Gov. Mark Dayton issued a press statement the afternoon of Nov. 13 regarding the Minnesota State Sex Offender Program.
The letter was addressed to Lucinda Jesson, Commissioner of the Department of Human Services. The letter suspends the department’s plans to transfer any sexual predators to other tightly supervised facilities, such as in Cambridge, until certain conditions have been met.
Below is a copy of Gov. Dayton’s letter:
By way of background, as you know, for many years the State of Minnesota has kept its most serious criminal sexual offenders locked away with virtually no chance of release. That is where most Minnesotans would prefer to keep them, and I agree. As a father and a grandfather. I believe the risks are too high to allow them to walk freely.
As Governor, however, I am responsible to carry out the laws of the State of Minnesota. Under those laws, a person convicted of a sexual crime is sentenced to prison for a length of time decided by the presiding judge, after considering the facts of the case and the state’s sentencing guidelines. Those guidelines have been strengthened over time. They now provide for life sentences for repeated sexual offenses and for the most violent assaults. However, those changes do not affect the sentences of inmates, who were convicted and sentenced under older, weaker laws.
Until now, the State’s tactic to avoid releasing the most serious sexual offenders after they had served their criminal sentences has been to commit them to a “treatment program” in a locked facility at either Moose Lake or St. Peter for an indefinite period of time. The laws establishing these “civil commitments,” which were enacted by previous governors and legislatures, spelled out the conditions, which, when met, were supposed to lead to the provisional discharge of those patients who progressed through treatment to secure but less restrictive treatment facilities. In practice, however, these civil commitments have turned into virtual life sentences. During the past twenty years, only one person has been successfully provisionally released.
As a result, there are now 697 men and one woman, who have been locked away for as long as 20 years after completing their criminal sentences.
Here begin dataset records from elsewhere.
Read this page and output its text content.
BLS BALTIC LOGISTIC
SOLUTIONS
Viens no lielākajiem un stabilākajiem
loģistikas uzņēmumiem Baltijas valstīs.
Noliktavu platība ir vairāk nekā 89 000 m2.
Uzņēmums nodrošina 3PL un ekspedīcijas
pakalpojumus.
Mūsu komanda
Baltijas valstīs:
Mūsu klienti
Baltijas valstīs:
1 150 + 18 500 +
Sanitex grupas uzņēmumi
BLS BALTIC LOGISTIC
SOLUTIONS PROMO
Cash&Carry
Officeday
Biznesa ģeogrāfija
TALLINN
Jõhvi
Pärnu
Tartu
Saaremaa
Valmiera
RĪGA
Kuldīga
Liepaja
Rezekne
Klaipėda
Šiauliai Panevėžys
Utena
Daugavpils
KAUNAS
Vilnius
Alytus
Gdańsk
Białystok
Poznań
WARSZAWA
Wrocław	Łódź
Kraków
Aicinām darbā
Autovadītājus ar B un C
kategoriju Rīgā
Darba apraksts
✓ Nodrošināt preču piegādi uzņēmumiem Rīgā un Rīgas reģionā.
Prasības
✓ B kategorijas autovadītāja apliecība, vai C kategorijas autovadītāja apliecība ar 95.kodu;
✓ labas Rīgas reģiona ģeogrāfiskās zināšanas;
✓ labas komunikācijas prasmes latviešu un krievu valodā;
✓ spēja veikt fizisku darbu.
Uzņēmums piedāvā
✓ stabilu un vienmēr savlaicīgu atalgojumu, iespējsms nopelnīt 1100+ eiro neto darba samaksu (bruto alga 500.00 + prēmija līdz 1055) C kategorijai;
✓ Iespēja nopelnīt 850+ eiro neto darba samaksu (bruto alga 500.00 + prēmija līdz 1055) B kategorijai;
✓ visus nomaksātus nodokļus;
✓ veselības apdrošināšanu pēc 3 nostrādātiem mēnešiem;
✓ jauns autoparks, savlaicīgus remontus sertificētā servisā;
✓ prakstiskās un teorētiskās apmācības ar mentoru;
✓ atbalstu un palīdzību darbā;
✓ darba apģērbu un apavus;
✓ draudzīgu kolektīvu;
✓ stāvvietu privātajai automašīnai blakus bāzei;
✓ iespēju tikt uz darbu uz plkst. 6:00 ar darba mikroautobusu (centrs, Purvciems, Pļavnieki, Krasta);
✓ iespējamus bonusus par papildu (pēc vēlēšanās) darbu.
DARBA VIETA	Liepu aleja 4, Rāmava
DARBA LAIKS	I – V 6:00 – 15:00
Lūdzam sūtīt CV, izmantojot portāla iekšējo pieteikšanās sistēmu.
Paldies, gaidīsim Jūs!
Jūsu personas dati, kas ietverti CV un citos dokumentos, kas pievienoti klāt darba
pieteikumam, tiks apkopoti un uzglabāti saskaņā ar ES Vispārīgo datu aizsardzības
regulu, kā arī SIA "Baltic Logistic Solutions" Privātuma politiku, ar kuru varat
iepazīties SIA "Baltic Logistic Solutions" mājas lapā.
As I said before, most Minnesotans, including me, would prefer that they stay that way. However, motions are pending before a federal judge arguing that this method of locking people away for life, without giving them actual life sentences, is unconstitutional.
If the federal judge finds the program unconstitutional, you and I will be put in the position of having to do what previous governors and their administrations have avoided: establish treatment and settings that meet the Court’s requirements, while doing our best to protect the public’s safety.
At the same time, the current Minnesota Legislature will have to do what previous legislatures have avoided: revise existing state laws, which govern both the criminal and civil commitments of convicted sex offenders, as well as the conditions for their release; and establish and fund the facilities, programs, and services, which will be needed to satisfy the Constitution, while safeguarding the public’s safety.
You have courageously begun to implement the current Minnesota laws governing civil commitments and provisional releases, which have previously been ignored or avoided. You have established procedures, which include several extensive, professional evaluations to determine whether a patient presently meets the statutory requirements for provisional release; elaborate security precautions; round-the-clock GPS monitoring of the patient’s movements; and the proviso that a single misstep will cause the person to be returned to a locked facility.
I have supported your decisions not to oppose three other provisional discharges, as those cases proceed to a panel of three judges, appointed by the Minnesota Supreme Court, who will make those final decisions. I did so, because I have great confidence in your judgment, and also because I believe very strongly that professionals, not politicians, should make those very difficult decisions. All of the political grandstanding, which accompanied recent news reports about one of these possible releases, reinforced my views.
Unfortunately, I do not believe that your attempts to establish a program of provisional release, as required by current law, can succeed, when surrounded by this political gamesmanship. Accordingly, I direct that you oppose any future petitions by sexual offenders for provisional releases, until after the following conditions have been met. I also direct that you suspend your department’s plans to transfer any sexual offenders to other tightly supervised facilities, such as in Cambridge, until these conditions have been met.
1. The Sex Offender Civil Commitment Advisory Task Force has issued its findings and recommendations, now scheduled for Dec. 1. Its Chair, former Chief Justice of the Minnesota Supreme Court Eric Magnuson, and its other members have performed an invaluable service to our state by addressing these extremely controversial problems fearlessly and rationally.
2. The legislature in 2014 has had the opportunity to review existing statutes and make any necessary revisions to protect the public’s safety: the degrees of criminal sexual misconduct, the penalties for those crimes, the civil commitment of sexual offenders for extended treatment, the requirements for discharge, and the subsequent services, supervision, and public protection. None of your agency’s programs cited above will resume until after the legislature has completed its work during the upcoming legislative session.
3. The legislature and our administration have agreed to the additional facilities, programs, and staff necessary for this program’s successful implementation and have provided sufficient funding for them.